E a proposito di Totti, c'è da dire che proprio il clima che si sta respirando in questi giorni intorno all'addio del suo fraterno amico De Rossi, lo ha posto al centro di alcune voci alquanto clamorose, secondo le quali, il Capitano sta meditando con molta attenzione su quello che potrà essere il suo futuro all'interno di questa società, tanto che secondo qualcuno potrebbe anche optare per un clamoroso addio. Va detto infatti che in questi due anni, la sua figura non è mai sembrata essere al centro delle dinamiche decisionali, e in molti – forse non a torto – pensano che il suo ruolo in queste due stagioni, sia stato soprattutto e quasi esclusivamente quello di uomo immagine. Da questo punto di vista la vicenda De Rossi per lui è stata un vero e proprio pugno nello stomaco, perché si tratta di una decisione che è stata presa al di sopra della sua testa, evidentemente perché in società sapevano benissimo che Francesco era a favore del prolungamento del contratto di Daniele.

Si respira quindi sempre di più un'atmosfera di vera e propria rottura all'interno del mondo giallorosso, un mondo in cui ci sono due anime distinte e contrapposte tra di loro, e questa rottura si percepisce anche all'interno della stessa tifoseria romanista, perché se è vero che da una parte ci sono quelli (alla Sordi) che scendono in piazza manifestando e urlando contro Pallotta e Baldini, dall'altro poi ci sono anche quelli che di fronte a tutto ciò storcono il naso, perché a loro modo di vedere la visione americana della società è l'unica percorribile nel calcio di oggi.
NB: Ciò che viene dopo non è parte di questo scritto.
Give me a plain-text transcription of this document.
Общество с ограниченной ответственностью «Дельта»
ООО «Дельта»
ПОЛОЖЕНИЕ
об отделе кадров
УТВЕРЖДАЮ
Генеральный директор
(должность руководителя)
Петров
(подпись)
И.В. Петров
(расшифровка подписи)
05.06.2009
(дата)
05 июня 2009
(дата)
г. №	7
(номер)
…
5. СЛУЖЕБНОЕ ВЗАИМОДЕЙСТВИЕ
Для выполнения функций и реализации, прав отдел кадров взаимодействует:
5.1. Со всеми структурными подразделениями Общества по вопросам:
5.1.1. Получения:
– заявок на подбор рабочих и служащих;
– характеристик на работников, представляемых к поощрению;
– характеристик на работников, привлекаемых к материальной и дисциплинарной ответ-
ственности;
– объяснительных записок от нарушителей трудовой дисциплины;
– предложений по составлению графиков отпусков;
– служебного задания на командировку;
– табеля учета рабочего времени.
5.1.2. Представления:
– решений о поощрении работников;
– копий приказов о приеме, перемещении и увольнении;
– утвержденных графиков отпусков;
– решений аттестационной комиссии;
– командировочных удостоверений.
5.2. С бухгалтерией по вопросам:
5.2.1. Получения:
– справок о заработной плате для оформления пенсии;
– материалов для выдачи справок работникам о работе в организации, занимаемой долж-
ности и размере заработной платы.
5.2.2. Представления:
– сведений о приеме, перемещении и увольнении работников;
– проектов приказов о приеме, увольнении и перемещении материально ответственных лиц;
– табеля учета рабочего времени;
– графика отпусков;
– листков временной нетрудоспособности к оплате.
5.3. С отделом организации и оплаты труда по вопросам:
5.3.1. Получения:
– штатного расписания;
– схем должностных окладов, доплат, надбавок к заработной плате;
Una visione fatta di piazzamenti di prestigio, bilanci in ordine, e partecipazioni alla Champions League, e pazienza se poi si è costretti ad ammainare le bandiere di una vita, se poi c'è la possibilità di costruire il nuovo stadio, guarda caso proprio quello stadio che i tifosi di sabato urlavano ad alta voce di non volere. Si tratta quindi di una vera e propria spaccatura quasi di tipo sociologico, una spaccatura che in pochi hanno avuto la pazienza di prendere in considerazione, ma che per molti aspetti da una fotografia perfetta di quello che è il momento storico del calcio italiano, in bilico ormai da troppo tempo di fronte ad una decisione cruciale, e cioè se darsi definitivamente un assetto industriale come è già avvenuto da tantissimi anni in tutti i maggiori campionati europei oppure rimanere eternamente preda di una nostalgia per un calcio che è stato, ma che quasi certamente non tornerà mai più.